During his many years in San Francisco, Matt performed with numerous jazz and improv artists including Scott Amendola, John Schott, Lee Alexander and Pamela Z.Matt also founded Oranj Symphonette, which recorded two CD's for Rykodisc and went on to play many of the major jazz festivals, including Toronto, Montreal, New York, San Francisco and Monterey. In the pop / rock world, his eclectic adventures include touring with the Dixie Chicks, Sheryl Crow and the Indigo Girls, as well as performing and / or recording with Tom Waits, Sarah McLachlan, Tracy Chapman and others.

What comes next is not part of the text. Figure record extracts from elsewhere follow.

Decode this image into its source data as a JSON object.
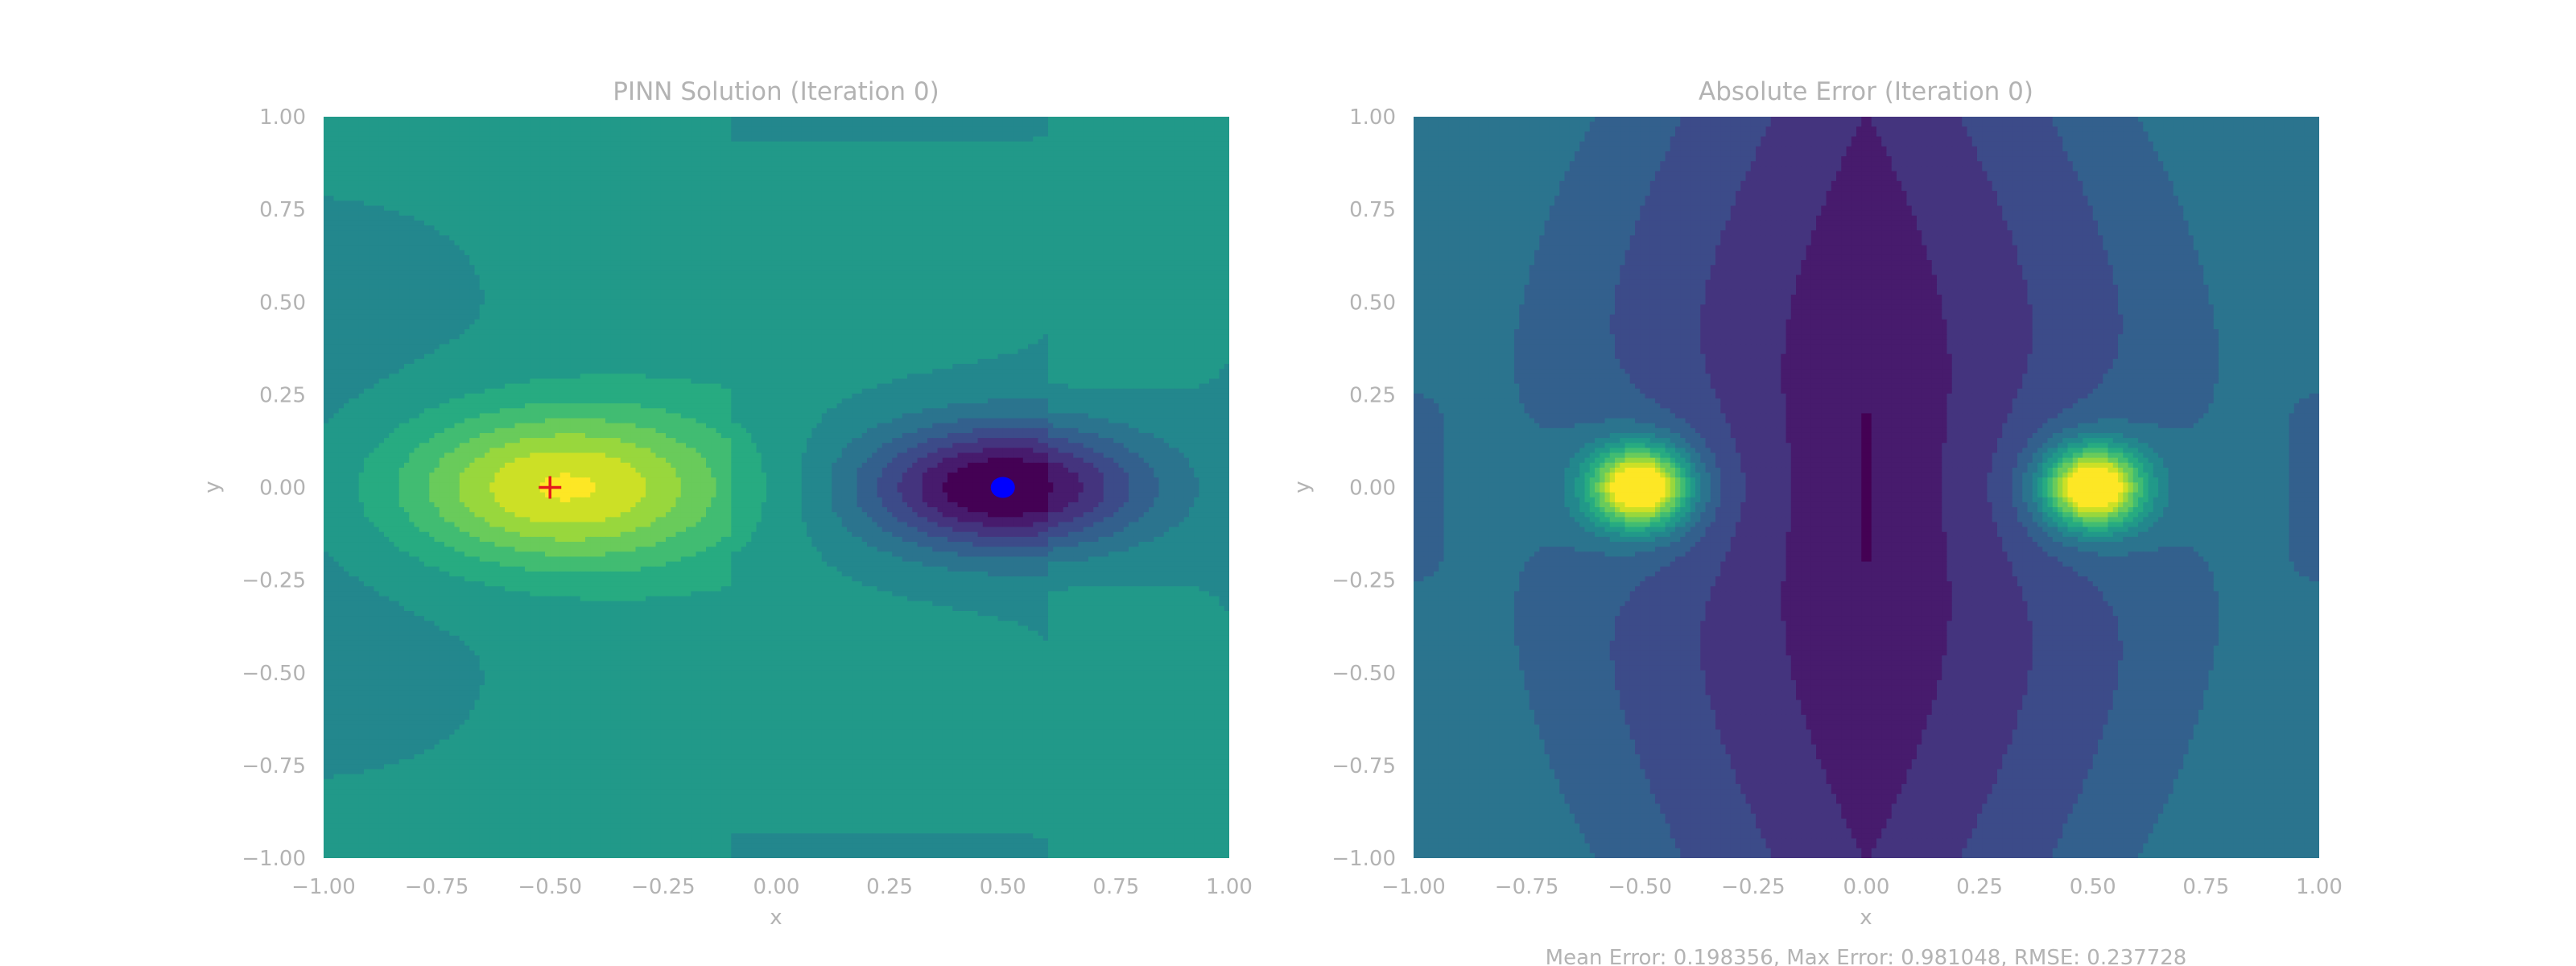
{
  "chart_data": [
    {
      "type": "heatmap",
      "variant": "filled-contour",
      "title": "PINN Solution (Iteration 0)",
      "xlabel": "x",
      "ylabel": "y",
      "xlim": [
        -1.0,
        1.0
      ],
      "ylim": [
        -1.0,
        1.0
      ],
      "xticks": [
        "−1.00",
        "−0.75",
        "−0.50",
        "−0.25",
        "0.00",
        "0.25",
        "0.50",
        "0.75",
        "1.00"
      ],
      "yticks": [
        "1.00",
        "0.75",
        "0.50",
        "0.25",
        "0.00",
        "−0.25",
        "−0.50",
        "−0.75",
        "−1.00"
      ],
      "colormap": "viridis",
      "grid": false,
      "features": [
        {
          "kind": "peak",
          "x": -0.48,
          "y": 0.0,
          "level": "max"
        },
        {
          "kind": "trough",
          "x": 0.5,
          "y": 0.0,
          "level": "min"
        }
      ],
      "markers": [
        {
          "kind": "plus",
          "x": -0.5,
          "y": 0.0,
          "color": "#e41a1c"
        },
        {
          "kind": "dot",
          "x": 0.5,
          "y": 0.0,
          "color": "#0000ff"
        }
      ]
    },
    {
      "type": "heatmap",
      "variant": "filled-contour",
      "title": "Absolute Error (Iteration 0)",
      "xlabel": "x",
      "ylabel": "y",
      "xlim": [
        -1.0,
        1.0
      ],
      "ylim": [
        -1.0,
        1.0
      ],
      "xticks": [
        "−1.00",
        "−0.75",
        "−0.50",
        "−0.25",
        "0.00",
        "0.25",
        "0.50",
        "0.75",
        "1.00"
      ],
      "yticks": [
        "1.00",
        "0.75",
        "0.50",
        "0.25",
        "0.00",
        "−0.25",
        "−0.50",
        "−0.75",
        "−1.00"
      ],
      "colormap": "viridis",
      "grid": false,
      "features": [
        {
          "kind": "peak",
          "x": -0.5,
          "y": 0.0,
          "level": "max"
        },
        {
          "kind": "peak",
          "x": 0.5,
          "y": 0.0,
          "level": "max"
        },
        {
          "kind": "valley",
          "x": 0.0,
          "y": 0.0,
          "level": "min",
          "shape": "vertical band"
        }
      ]
    }
  ],
  "footer": "Mean Error: 0.198356, Max Error: 0.981048, RMSE: 0.237728",
  "colors": {
    "text": "#b3b3b3",
    "plus_marker": "#e41a1c",
    "dot_marker": "#0000ff"
  }
}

Matt worked for several years as composer and cellist / bassist with the San Francisco based Club Foot Orchestra, contributing to critically acclaimed scores for film and television. He has also written string arrangements for acts as diverse as the Turtle Island String Quartet and Sheryl Crow.In 2005 Matt and PamelaZ co-composed Wunderkabinet, an experimental multi-media opera, scored for voice, cello, electronics and video.Wunderkabinet premiered at The LAB Gallery in San Francisco in September of 2005, was performed again in October 2006 at CalArts Redcat Theatre in Los Angeles, and received its Canadian premiere in April, 2007 at the Open Ears Festival in Kitchener, Ontario.

Matt is on the faculty of the Music Department at York University in Toronto, where he leads ensembles and teaches private lessons in improvisation. He is also a guest instructor for Shauna Rolston's cello master class at the University of Toronto.(And, yes, he is the tallest son of Dave.)